Solved – Why is MSE of cross validation higher compared to a linear model

cross-validationelastic netglmnetmser

I am tuning the lambda parameter of an elastic net with the glmnet package. For this purpose the package provides a cross validation based on the function cv.glmnet. With the function I am able to print the MSE of each tested lambda. I am also able to select a set of variables according to the tuned lambda parameter. These variables can then be put into a linear model. However, when I compare the best MSE of the cross validation results with the MSE of a linear model with the selected variables, the results are quite different.

Question: Why is the MSE of the cross validation higher compared to the MSE of the linear model?

Below, you can find some reproducible code, which shows what I have done so far.

library("glmnet")

set.seed(1234)

# Some example data
N <- 1000
y <- rnorm(N, 5, 10)
x1 <- y + rnorm(N, 2, 10)
x2 <- y + rnorm(N, - 5, 20)
x3 <- y + rnorm(N, 10, 200)
x4 <- rnorm(N, 20, 50)
x5 <- rnorm(N, - 7, 200)
x6 <- rbinom(N, 1, exp(x1) / (exp(x1) + 1))
x7 <- rbinom(N, 1, exp(x2) / (exp(x2) + 1))
x8 <- rbinom(N, 1, exp(x3) / (exp(x3) + 1))
x9 <- rbinom(N, 1, exp(x4) / (exp(x4) + 1))
x10 <- rbinom(N, 1, exp(x5) / (exp(x5) + 1))

data <- data.frame(y, x1, x2, x3, x4, x5, x6, x7, x8, x9, x10)

# Cross validation
cv <- cv.glmnet(x = as.matrix(data[ , colnames(data) %in% "y" == FALSE]), 
            y = y, alpha = 0.5, family = "gaussian")

# Variable selection
cv_mod <- glmnet(x = as.matrix(data[ , colnames(data) %in% "y" == FALSE]), 
             y = y, alpha = 0.5, family = "gaussian", lambda = cv$lambda.min)
vars_mod <- names(cv_mod$beta[ , 1])[as.numeric(cv_mod$beta[ , 1]) != 0]

# Linear model
md_lm <- lm(y ~., data[ , colnames(data) %in% vars_mod])

# Comparison of MSE
cv$cvm[cv$lambda == cv$lambda.min] # MSE of cross validation with best lambda
mean(md_lm$residuals^2) # MSE of linear model

I ran this code several times with different seeds and most of the time the MSE of the cross validation is higher.

Best Answer

I'd say this is a good example of why validation of a model built on a specific sampled dataset (== any dataset) is extremely important: apparently the sample you have the (bad) luck of drawing influences the mean squared error/model fit.
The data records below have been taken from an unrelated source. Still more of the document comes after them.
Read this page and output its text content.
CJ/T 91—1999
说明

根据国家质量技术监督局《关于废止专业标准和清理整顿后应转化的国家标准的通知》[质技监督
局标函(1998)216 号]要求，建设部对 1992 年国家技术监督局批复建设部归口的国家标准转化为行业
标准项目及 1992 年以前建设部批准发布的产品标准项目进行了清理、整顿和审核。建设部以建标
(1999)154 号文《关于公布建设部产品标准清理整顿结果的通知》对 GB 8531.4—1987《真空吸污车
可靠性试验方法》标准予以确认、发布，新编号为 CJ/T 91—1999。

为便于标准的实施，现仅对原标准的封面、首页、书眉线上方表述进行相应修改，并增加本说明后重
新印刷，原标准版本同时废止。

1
Cross-validation is a way of studying this and provide a less sample specific estimate of the MSE. The reason it is (often) higher is that the original linear regression is probably somewhat overfit. This leads to smaller errors, while this level of performance is less likely to occur in "other" datasets (or subsamples of the entire set).

Further, the reason the crossvalidated MSE is not always higher than the original MSE is the inherent randomness of the procedure.